A Proposta de Emenda à Constituição nº. 171, apresentada originalmente em 19 de agosto de 1993, pelo Deputado Federal BENEDITO DOMINGOS, que tem por ementa "Altera a redação do art. 228 da Constituição Federal (imputabilidade penal do maior de dezesseis anos) é um dos temas mais discutidos este ano em nosso País.

A PEC, que já foi aprovada pela Comissão de Constituição e Justiça e de Cidadania (CCJC) da Câmara dos Deputados, agora espera a análise pela Comissão Especial da mesma Casa, e somente após isso irá para a deliberação do Plenário da Câmara, onde precisará ser aprovada por, no mínimo, três quintos do número total de Deputados Federais, cuja votação dar-se-á e dois turnos, com interstício de pelo menos cinco sessões entre um turno e outro. Só então, caso seja aprovada, será encaminhada ao Senado Federal, onde deverá ser aprovada na CCJC e pelo Plenário, com o mesmo quórum interstício de votação na Câmara. Caso a Proposta seja aprovada sem alterações, vai direto para a promulgação pelo Congresso Nacional.

Não bastasse isso, e toda a controvérsia que está em torno da discussão da proposta no âmbito do Legislativo Federal, há um Mandado de Segurança, de número 33.556 no Supremo Tribunal Federal, impetrado pelo Deputado Federal LUIZ GIONILSON PINHEIRO BORGES em face da Mesa da Câmara dos Deputados, visando obstar a tramitação e a deliberação da PEC 171/1993. Em decisão liminar, o Relator do MS, Ministro Dias Toffoli, indeferiu a medida cautelar, assim a ação constitucional terá todo o seu trâmite comum até se chegar a uma decisão final.

Tal tema - o da imputabilidade penal do maior de dezesseis anos - tem sido debatido e discutido por setores da sociedade brasileira, mormente pelos juristas do país, com opiniões conflitante a respeito de se considerar ou não o artigo 228 da Constituição da República como cláusula pétrea, ou seja, insuscetível de alteração (Cf. Art. 60§ 4º,IV), por se tratar de direito e garantia fundamental ao indivíduo.

A par da importantíssima - e obrigatória - discussão Constitucional, a EC 171/1993, caso promulgada pelo Congresso Nacional, trará significativas alterações na ordem infraconstitucional. Dentre elas, analisamos brevemente duas questões: a habilitação para direção veicular e a capacidade civil.

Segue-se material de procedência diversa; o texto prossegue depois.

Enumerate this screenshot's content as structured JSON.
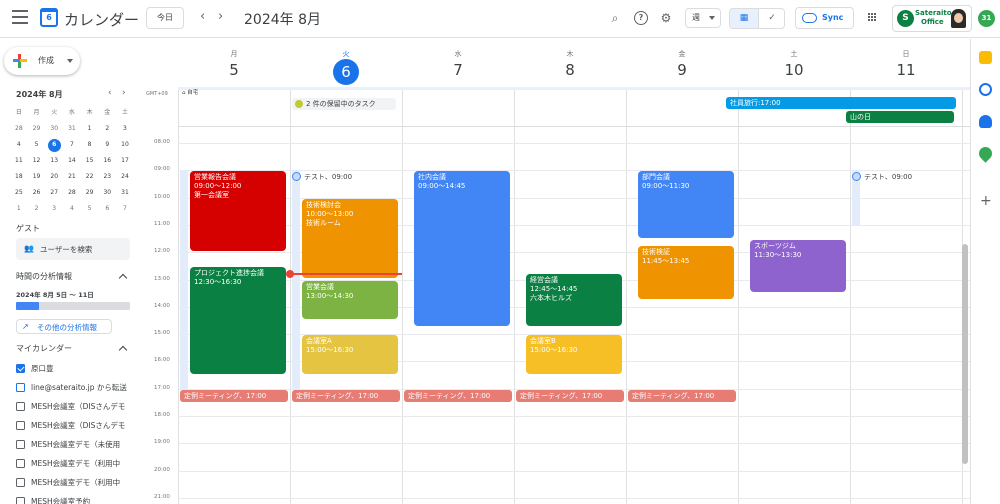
{
  "header": {
    "app_title": "カレンダー",
    "logo_day": "6",
    "today_label": "今日",
    "prev_icon": "‹",
    "next_icon": "›",
    "current_date": "2024年 8月",
    "view_label": "週",
    "sync_label": "Sync",
    "brand_line1": "Sateraito",
    "brand_line2": "Office",
    "account_badge": "31"
  },
  "sidebar": {
    "create_label": "作成",
    "mini_title": "2024年 8月",
    "mini_headers": [
      "日",
      "月",
      "火",
      "水",
      "木",
      "金",
      "土"
    ],
    "mini_weeks": [
      [
        "28",
        "29",
        "30",
        "31",
        "1",
        "2",
        "3"
      ],
      [
        "4",
        "5",
        "6",
        "7",
        "8",
        "9",
        "10"
      ],
      [
        "11",
        "12",
        "13",
        "14",
        "15",
        "16",
        "17"
      ],
      [
        "18",
        "19",
        "20",
        "21",
        "22",
        "23",
        "24"
      ],
      [
        "25",
        "26",
        "27",
        "28",
        "29",
        "30",
        "31"
      ],
      [
        "1",
        "2",
        "3",
        "4",
        "5",
        "6",
        "7"
      ]
    ],
    "guest_title": "ゲスト",
    "people_search": "ユーザーを検索",
    "insights_title": "時間の分析情報",
    "insights_range": "2024年 8月 5日 〜 11日",
    "insights_fill": 0.2,
    "more_insights": "その他の分析情報",
    "my_calendars_title": "マイカレンダー",
    "calendars": [
      {
        "label": "原口豊",
        "checked": true
      },
      {
        "label": "line@sateraito.jp から転送",
        "checked": false,
        "blue": true
      },
      {
        "label": "MESH会議室（DISさんデモ",
        "checked": false
      },
      {
        "label": "MESH会議室（DISさんデモ",
        "checked": false
      },
      {
        "label": "MESH会議室デモ（未使用",
        "checked": false
      },
      {
        "label": "MESH会議室デモ（利用中",
        "checked": false
      },
      {
        "label": "MESH会議室デモ（利用中",
        "checked": false
      },
      {
        "label": "MESH会議室予約",
        "checked": false
      }
    ]
  },
  "week": {
    "timezone": "GMT+09",
    "days": [
      {
        "dow": "月",
        "num": "5",
        "today": false
      },
      {
        "dow": "火",
        "num": "6",
        "today": true
      },
      {
        "dow": "水",
        "num": "7",
        "today": false
      },
      {
        "dow": "木",
        "num": "8",
        "today": false
      },
      {
        "dow": "金",
        "num": "9",
        "today": false
      },
      {
        "dow": "土",
        "num": "10",
        "today": false
      },
      {
        "dow": "日",
        "num": "11",
        "today": false
      }
    ],
    "hours": [
      "08:00",
      "09:00",
      "10:00",
      "11:00",
      "12:00",
      "13:00",
      "14:00",
      "15:00",
      "16:00",
      "17:00",
      "18:00",
      "19:00",
      "20:00",
      "21:00"
    ],
    "home_label": "自宅",
    "pending_tasks": "2 件の保留中のタスク",
    "allday_events": [
      {
        "title": "社員旅行:17:00",
        "color": "#039be5"
      },
      {
        "title": "山の日",
        "color": "#0b8043"
      }
    ],
    "events": [
      {
        "day": 0,
        "title": "営業報告会議",
        "time": "09:00〜12:00",
        "place": "第一会議室",
        "color": "#d50000"
      },
      {
        "day": 0,
        "title": "プロジェクト進捗会議",
        "time": "12:30〜16:30",
        "place": "",
        "color": "#0b8043"
      },
      {
        "day": 1,
        "title": "技術検討会",
        "time": "10:00〜13:00",
        "place": "技術ルーム",
        "color": "#f09300"
      },
      {
        "day": 1,
        "title": "営業会議",
        "time": "13:00〜14:30",
        "place": "",
        "color": "#7cb342"
      },
      {
        "day": 1,
        "title": "会議室A",
        "time": "15:00〜16:30",
        "place": "",
        "color": "#e4c441"
      },
      {
        "day": 2,
        "title": "社内会議",
        "time": "09:00〜14:45",
        "place": "",
        "color": "#4285f4"
      },
      {
        "day": 3,
        "title": "経営会議",
        "time": "12:45〜14:45",
        "place": "六本木ヒルズ",
        "color": "#0b8043"
      },
      {
        "day": 3,
        "title": "会議室B",
        "time": "15:00〜16:30",
        "place": "",
        "color": "#f6bf26"
      },
      {
        "day": 4,
        "title": "部門会議",
        "time": "09:00〜11:30",
        "place": "",
        "color": "#4285f4"
      },
      {
        "day": 4,
        "title": "技術検証",
        "time": "11:45〜13:45",
        "place": "",
        "color": "#f09300"
      },
      {
        "day": 5,
        "title": "スポーツジム",
        "time": "11:30〜13:30",
        "place": "",
        "color": "#8e63ce"
      }
    ],
    "tasks": [
      {
        "day": 1,
        "label": "テスト、09:00"
      },
      {
        "day": 6,
        "label": "テスト、09:00"
      }
    ],
    "recurring": "定例ミーティング、17:00",
    "recurring_color": "#e67c73"
  }
}
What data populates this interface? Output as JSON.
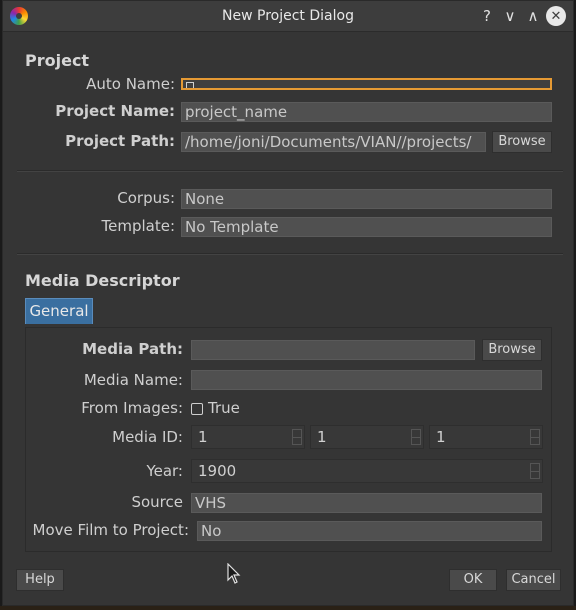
{
  "window": {
    "title": "New Project Dialog"
  },
  "titlebar_buttons": {
    "help": "?",
    "minimize": "∨",
    "maximize": "∧",
    "close": "✕"
  },
  "project": {
    "heading": "Project",
    "auto_name_label": "Auto Name:",
    "project_name_label": "Project Name:",
    "project_name_value": "project_name",
    "project_path_label": "Project Path:",
    "project_path_value": "/home/joni/Documents/VIAN//projects/",
    "browse_label": "Browse",
    "corpus_label": "Corpus:",
    "corpus_value": "None",
    "template_label": "Template:",
    "template_value": "No Template"
  },
  "media": {
    "heading": "Media Descriptor",
    "tab_general": "General",
    "media_path_label": "Media Path:",
    "media_path_value": "",
    "browse_label": "Browse",
    "media_name_label": "Media Name:",
    "media_name_value": "",
    "from_images_label": "From Images:",
    "from_images_checkbox_label": "True",
    "media_id_label": "Media ID:",
    "media_id_values": [
      "1",
      "1",
      "1"
    ],
    "year_label": "Year:",
    "year_value": "1900",
    "source_label": "Source",
    "source_value": "VHS",
    "move_film_label": "Move Film to Project:",
    "move_film_value": "No"
  },
  "footer": {
    "help_label": "Help",
    "ok_label": "OK",
    "cancel_label": "Cancel"
  },
  "colors": {
    "focus_border": "#e59a34",
    "tab_active": "#3a6fa0",
    "background": "#353535"
  }
}
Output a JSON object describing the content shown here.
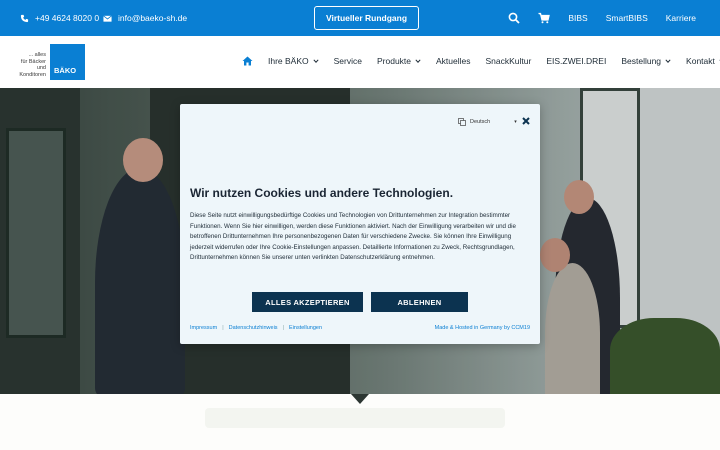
{
  "topbar": {
    "phone": "+49 4624 8020 0",
    "email": "info@baeko-sh.de",
    "tour_button": "Virtueller Rundgang",
    "links": [
      "BIBS",
      "SmartBIBS",
      "Karriere"
    ],
    "icons": [
      "phone-icon",
      "mail-icon",
      "search-icon",
      "cart-icon"
    ]
  },
  "logo": {
    "tagline_lines": [
      "... alles",
      "für Bäcker",
      "und",
      "Konditoren"
    ],
    "brand": "BÄKO"
  },
  "nav": {
    "items": [
      {
        "label": "Ihre BÄKO",
        "dropdown": true
      },
      {
        "label": "Service",
        "dropdown": false
      },
      {
        "label": "Produkte",
        "dropdown": true
      },
      {
        "label": "Aktuelles",
        "dropdown": false
      },
      {
        "label": "SnackKultur",
        "dropdown": false
      },
      {
        "label": "EIS.ZWEI.DREI",
        "dropdown": false
      },
      {
        "label": "Bestellung",
        "dropdown": true
      },
      {
        "label": "Kontakt",
        "dropdown": true
      }
    ]
  },
  "cookie": {
    "language": "Deutsch",
    "title": "Wir nutzen Cookies und andere Technologien.",
    "body": "Diese Seite nutzt einwilligungsbedürftige Cookies und Technologien von Drittunternehmen zur Integration bestimmter Funktionen. Wenn Sie hier einwilligen, werden diese Funktionen aktiviert. Nach der Einwilligung verarbeiten wir und die betroffenen Drittunternehmen Ihre personenbezogenen Daten für verschiedene Zwecke. Sie können Ihre Einwilligung jederzeit widerrufen oder Ihre Cookie-Einstellungen anpassen. Detaillierte Informationen zu Zweck, Rechtsgrundlagen, Drittunternehmen können Sie unserer unten verlinkten Datenschutzerklärung entnehmen.",
    "accept": "ALLES AKZEPTIEREN",
    "decline": "ABLEHNEN",
    "links": [
      "Impressum",
      "Datenschutzhinweis",
      "Einstellungen"
    ],
    "hosted": "Made & Hosted in Germany by CCM19"
  },
  "colors": {
    "brand_blue": "#0a7fd3",
    "button_navy": "#0c3350",
    "dialog_bg": "#eef6fa"
  }
}
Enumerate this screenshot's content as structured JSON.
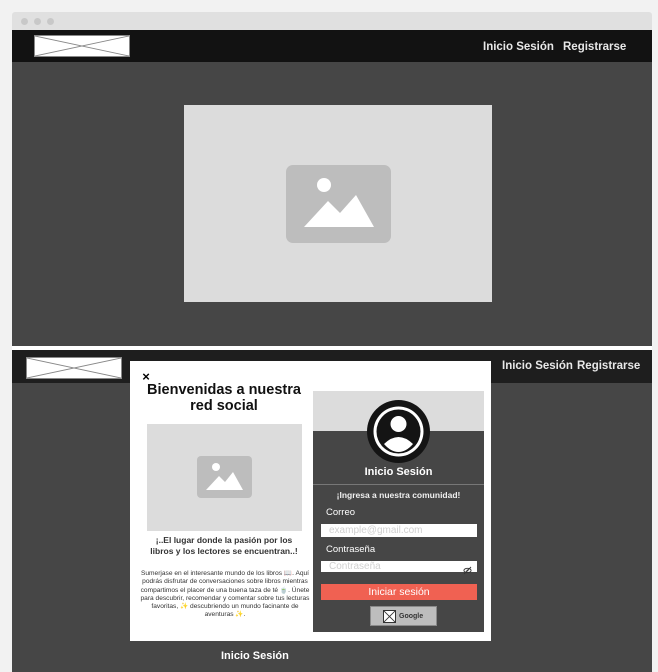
{
  "nav_top": {
    "login_link": "Inicio Sesión",
    "register_link": "Registrarse"
  },
  "nav_bottom": {
    "login_link": "Inicio Sesión",
    "register_link": "Registrarse"
  },
  "modal": {
    "close_label": "×",
    "welcome_title": "Bienvenidas a nuestra red social",
    "tagline": "¡..El lugar donde la pasión por los libros y los lectores se encuentran..!",
    "description": "Sumerjase en el interesante mundo de los libros 📖. Aquí podrás disfrutar de conversaciones sobre libros mientras compartimos el placer de una buena taza de té 🍵. Únete para descubrir, recomendar y comentar sobre tus lecturas favoritas, ✨ descubriendo un mundo facinante de aventuras ✨.",
    "login_panel": {
      "title": "Inicio Sesión",
      "subtitle": "¡Ingresa a nuestra comunidad!",
      "email_label": "Correo",
      "email_placeholder": "example@gmail.com",
      "password_label": "Contraseña",
      "password_placeholder": "Contraseña",
      "submit_label": "Iniciar sesión",
      "google_label": "Google"
    }
  },
  "footer_link": "Inicio Sesión",
  "colors": {
    "navbar": "#121212",
    "background": "#464646",
    "placeholder_image": "#dcdcdc",
    "accent_button": "#f06152"
  }
}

Em primeiro lugar, é certo que o artigo 140 do Código de Trânsito Brasileiro impõe os requisitos que os candidatos a habilitação veicular devem obedecer:

"Art. 140. A habilitação para conduzir veículo automotor e elétrico será apurada por meio de exames que deverão ser realizados junto ao órgão ou entidade executivos do Estado ou do Distrito Federal, do domicílio ou residência do candidato, ou na sede estadual ou distrital do próprio órgão, devendo o condutor preencher os seguintes requisitos:

I – ser penalmente imputável;

II – saber ler e escrever;

III – possuir Carteira de Identidade ou equivalente".

Para o tema ora discutido, somente nos ateremos ao inciso I – “ser penalmente imputável”. Sabemos que" imputabilidade penal é o conjunto de condições pessoais que dão ao agente capacidade para lhe ser juridicamente imputada a prática de um fato punível "(JESUS, Damásio de. 1999, p. 467).

De acordo com Mirabete,"há imputabilidade quando o sujeito é capaz de compreender a ilicitude de sua conduta e agir de acordo com esse entendimento. Só é reprovável a conduta se o sujeito tem certo grau de capacidade psíquica que lhe permita compreender a antijuridicidade do fato e também de adequar essa conduta a sua consciência. Quem não tem essa capacidade de entendimento e de determinação é inimputável, eliminando-se a culpabilidade."(MIRABETE, Julio Fabbrini. 2000, p. 210)

Ciente de tão rico e importante fundamento, é que o legislador do Código de Trânsito prescreveu como requisito para a obtenção de habilitação veicular a imputabilidade penal, o que nos leva à Constituição da República e ao Código Penal:

"Art. 228. São penalmente inimputáveis os menores de dezoito anos, sujeitos às normas da legislação especial"(Constituição Federal).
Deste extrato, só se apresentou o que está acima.